Key ablation conclusions: - Progressive strategy is indispensable: Removing it causes TCD to drop 2.2% and LCD to drop 1.0% on average - Teacher guidance is effective: Removing the distillation loss causes TCD to drop 1.5% and LCD to drop 0.8% - TCD is more sensitive to the progressive strategy; LCD requires both components

Key Findings

  1. Extreme compression yields diminishing returns: FLOPs drop sharply from 576 to 128 tokens, but further reduction from 64 to 36→18 yields minimal FLOPs savings while causing severe performance degradation.
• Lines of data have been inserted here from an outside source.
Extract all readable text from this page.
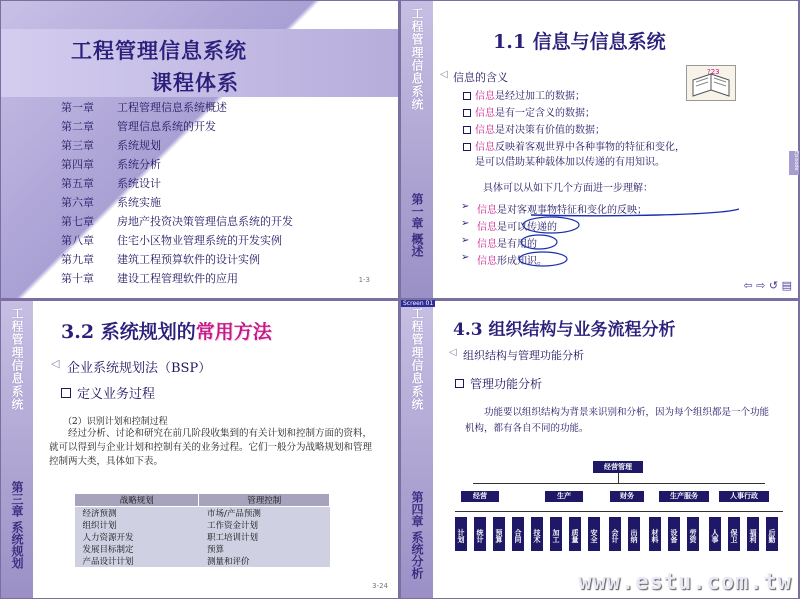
工程管理信息系统
课程体系
第一章 工程管理信息系统概述
第二章 管理信息系统的开发
第三章 系统规划
第四章 系统分析
第五章 系统设计
第六章 系统实施
第七章 房地产投资决策管理信息系统的开发
第八章 住宅小区物业管理系统的开发实例
第九章 建筑工程预算软件的设计实例
第十章 建设工程管理软件的应用	1-3
工程管理信息系统
第一章 概述
1.1 信息与信息系统
?23
◁ 信息的含义
信息是经过加工的数据；
信息是有一定含义的数据；
信息是对决策有价值的数据；
信息反映着客观世界中各种事物的特征和变化，
是可以借助某种载体加以传递的有用知识。
具体可以从如下几个方面进一步理解：
➢ 信息是对客观事物特征和变化的反映；
➢ 信息是可以传递的
➢ 信息是有用的
➢ 信息形成知识。
Episode
⇦ ⇨ ↺ ▤
工程管理信息系统
第三章 系统规划
3.2 系统规划的常用方法
◁ 企业系统规划法（BSP）
定义业务过程
（2）识别计划和控制过程
经过分析、讨论和研究在前几阶段收集到的有关计划和控制方面的资料，就可以得到与企业计划和控制有关的业务过程。它们一般分为战略规划和管理控制两大类，具体如下表。
战略规划	管理控制
经济预测	市场/产品预测
组织计划	工作资金计划
人力资源开发	职工培训计划
发展目标制定	预算
产品设计计划	测量和评价
3-24
工程管理信息系统
第四章 系统分析
4.3 组织结构与业务流程分析
◁ 组织结构与管理功能分析
管理功能分析
功能要以组织结构为背景来识别和分析，因为每个组织都是一个功能机构，都有各自不同的功能。
经营管理
经营	生产	财务	生产服务	人事行政
计划 统计 预算 合同 技术 加工 质量 安全 会计 出纳 材料 设备 劳资 人事 保卫 福利 后勤
Screen 01
www.estu.com.tw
The authors define a "high-ROI region" (≥64 tokens) and a "low-ROI region" (<64 tokens).
  2. Good generalization across compression strategies: Models trained with DART also perform well at inference with FastV and Random pruning.
  3. Low training cost: Only a single-stage fine-tuning is required (12 hours vs. 30–48 hours for architecture modification methods).
  4. Implies substantial visual token redundancy: 128 tokens suffice to match the performance of 576 tokens.

Highlights & Insights

  1. Deep problem insight: This work is the first to explicitly identify that the core difficulty of token compression lies in feature space perturbation → shift of the optimal point in parameter space → optimization trapped in local optima.
  2. No architectural modification required: The approach is a pure training strategy improvement, compatible with any plug-and-play token compressor.
  3. Elegant self-distillation design: Teacher and student share weights, eliminating the need to maintain a separate model.
  4. Theoretically intuitive progressive learning: The optimal point shift at each step is small, analogous to curriculum learning.

Limitations & Future Work

  1. Validation is currently limited to LLaVA-v1.5 (7B); applicability to larger models (13B+) and newer architectures (LLaVA-Next, etc.) remains to be verified.
  2. TCD and LCD are currently used independently; the effect of joint application has not been explored.
  3. The progressive schedule (linear growth) may not be optimal; adaptive scheduling strategies warrant further investigation.
  4. Sensitivity analysis of the distillation hyperparameters \(\lambda=0.7\) and temperature \(\tau\) is insufficient.
  5. Evaluation on video understanding scenarios (where token counts are even larger) has not been addressed.
  • LLaVA [Liu et al., 2023/2024]: The base architecture of this work, using 576 visual tokens in full.
  • FastV [Chen et al., 2024]: Training-free token pruning based on attention scores; one of the compression components in this work.
  • MQT-LLaVA [Li et al., 2024]: Dynamic Q-former encoding for variable-length tokens; the primary training-aware baseline.
  • TokenPacker [Li et al., 2024]: Coarse-to-fine visual projector that compresses tokens via architectural modification.
  • VoCo-LLaMA [Ye et al., 2024]: Transfers visual information to a small number of VoCo tokens via attention modification.

Rating

  • Novelty: ★★★★☆ — The progressive distillation framework is novel; the combination of self-distillation and progressive learning is elegant.
  • Technical Depth: ★★★★☆ — Design intuition is clear; the decomposition into token and layer dimensions is insightful.
  • Experimental Thoroughness: ★★★★★ — 10 benchmarks, 3 compression strategies, comprehensive ablations, and efficiency analysis are all included.
  • Writing Quality: ★★★★☆ — Loss landscape visualization (Figure 1) is intuitive and effective; tables are well-organized.
  • Practicality: ★★★★★ — Code is open-sourced, no architectural modifications are required, training cost is low, and the method is directly deployable.